In my case I had to resign as a local government officer when I was selected to fight un-winnable Aldershot in 2001. I made myself unemployed by becoming a PPC because of the Widdecombe rules restricting political activity by public servants and was lucky that my current employer, a public affairs company, stepped in.
Not many "non-political" employers would accept someone saying they needed a month's annual leave all in one block, couldn't predict when this would be, and would have to down tools at the minute the PM's car left for Buckingham Palace in order to leaflet returning commuters. Nor would many conventional employers tolerate months of early starts and 4.30pm finishes in order to get out to the constituency in time for canvassing or party meetings.

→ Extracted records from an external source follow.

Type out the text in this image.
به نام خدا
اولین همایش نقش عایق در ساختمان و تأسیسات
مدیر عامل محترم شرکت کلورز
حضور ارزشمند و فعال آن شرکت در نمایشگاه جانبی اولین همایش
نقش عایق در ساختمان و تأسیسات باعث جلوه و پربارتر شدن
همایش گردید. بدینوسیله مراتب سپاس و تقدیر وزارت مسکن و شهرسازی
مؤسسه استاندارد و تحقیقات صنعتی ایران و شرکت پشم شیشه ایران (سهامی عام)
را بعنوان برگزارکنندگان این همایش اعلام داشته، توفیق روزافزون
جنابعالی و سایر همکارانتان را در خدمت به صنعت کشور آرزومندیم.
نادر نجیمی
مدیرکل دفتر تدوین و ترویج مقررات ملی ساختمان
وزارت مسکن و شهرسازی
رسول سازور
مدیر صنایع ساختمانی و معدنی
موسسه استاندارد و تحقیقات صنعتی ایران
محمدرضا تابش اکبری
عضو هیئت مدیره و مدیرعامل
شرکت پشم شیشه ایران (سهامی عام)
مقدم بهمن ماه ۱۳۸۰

The publicity can scare "non-political" employers too - I know one PPC in a winnable seat who was laid off by a major corporation because they did not want their company name linked in the press to a political party.
So given the need for parliamentary candidates to feed their families and pay the mortgage, unless they are self-employed (e.g. barristers) or already working in quasi-political jobs (unions, think-tanks etc) yes a lot of them end up working in public affairs jobs between selection and election - it doesn't actually tell you that much about the composition of parliament.